Spectral Riccati--Gamma Concavity, Symmetric Zero Cancellation, and Conditional Criteria for the Riemann Hypothesis
Abstract
We examine a Riccati--Gamma approach to the logarithmic derivative of the completed Riemann zeta function. The first part proves, in full local detail, that a naive two-sided vertical concavity criterion for Ξ'/Ξ cannot be a proof of the Riemann Hypothesis, because every zero produces opposite vertical curvatures on the two horizontal sides of the pole of the logarithmic derivative. The second part replaces this obstruction by a rigorously formulated finite spectral averaging framework. We prove cancellation at the critical line, positivity of the off-critical paired contribution on the left of the critical line under a concrete low-frequency kernel condition, a conditional zero-density consequence, and a precise conditional theorem showing which additional localisation hypotheses would imply the Riemann Hypothesis.

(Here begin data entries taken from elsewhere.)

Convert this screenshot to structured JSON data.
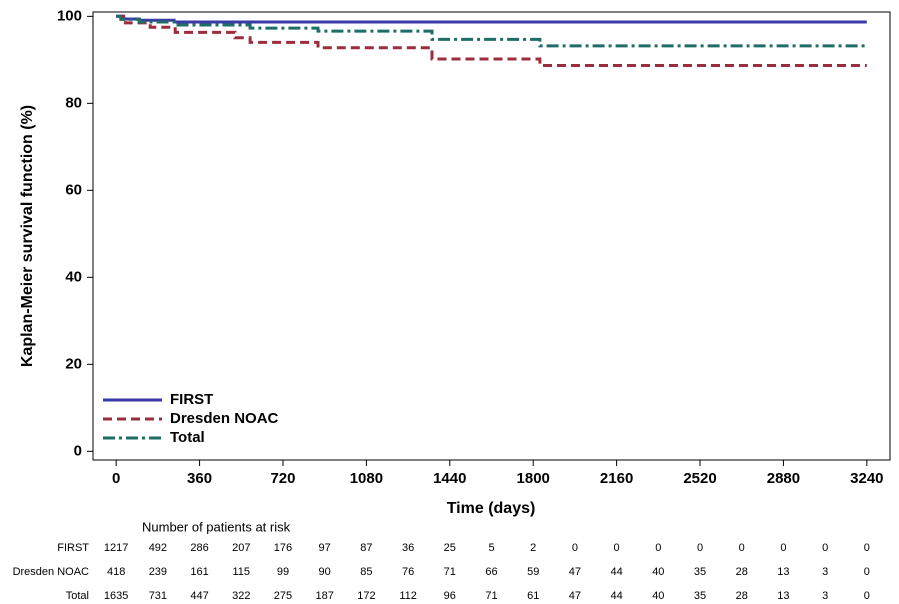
{
  "chart_data": {
    "type": "line",
    "step": true,
    "x_label": "Time (days)",
    "y_label": "Kaplan-Meier survival function (%)",
    "xlim": [
      -100,
      3340
    ],
    "ylim": [
      -2,
      101
    ],
    "xticks": [
      0,
      360,
      720,
      1080,
      1440,
      1800,
      2160,
      2520,
      2880,
      3240
    ],
    "yticks": [
      0,
      20,
      40,
      60,
      80,
      100
    ],
    "legend": "lower left",
    "series": [
      {
        "name": "FIRST",
        "color": "#3a3aa6",
        "dash": "solid",
        "x": [
          0,
          30,
          30,
          100,
          100,
          250,
          250,
          3240
        ],
        "values": [
          100,
          100,
          99.4,
          99.4,
          99.1,
          99.1,
          98.7,
          98.7
        ]
      },
      {
        "name": "Dresden NOAC",
        "color": "#9b2d3f",
        "dash": "dash",
        "x": [
          0,
          40,
          40,
          147,
          147,
          255,
          255,
          513,
          513,
          578,
          578,
          871,
          871,
          1363,
          1363,
          1829,
          1829,
          3240
        ],
        "values": [
          100,
          100,
          98.5,
          98.5,
          97.5,
          97.5,
          96.3,
          96.3,
          95.1,
          95.1,
          94,
          94,
          92.8,
          92.8,
          90.2,
          90.2,
          88.7,
          88.7
        ]
      },
      {
        "name": "Total",
        "color": "#1f6e66",
        "dash": "dashdot",
        "x": [
          0,
          20,
          20,
          100,
          100,
          250,
          250,
          578,
          578,
          871,
          871,
          1363,
          1363,
          1829,
          1829,
          3240
        ],
        "values": [
          100,
          100,
          99.3,
          99.3,
          98.7,
          98.7,
          98,
          98,
          97.3,
          97.3,
          96.6,
          96.6,
          94.7,
          94.7,
          93.2,
          93.2
        ]
      }
    ],
    "risk_table": {
      "title": "Number of patients at risk",
      "rows": [
        {
          "name": "FIRST",
          "values": [
            1217,
            492,
            286,
            207,
            176,
            97,
            87,
            36,
            25,
            5,
            2,
            0,
            0,
            0,
            0,
            0,
            0,
            0,
            0
          ]
        },
        {
          "name": "Dresden NOAC",
          "values": [
            418,
            239,
            161,
            115,
            99,
            90,
            85,
            76,
            71,
            66,
            59,
            47,
            44,
            40,
            35,
            28,
            13,
            3,
            0
          ]
        },
        {
          "name": "Total",
          "values": [
            1635,
            731,
            447,
            322,
            275,
            187,
            172,
            112,
            96,
            71,
            61,
            47,
            44,
            40,
            35,
            28,
            13,
            3,
            0
          ]
        }
      ]
    }
  }
}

The results are therefore not presented as an unconditional proof of RH. They give a partial resolution of the Riccati--Gamma question: one natural route is ruled out unconditionally, a second symmetric mechanism is proved at the finite spectral level, and the remaining step is isolated as explicit analytic hypotheses. Reproducible Python routines and numerical figures accompany the analytic discussion.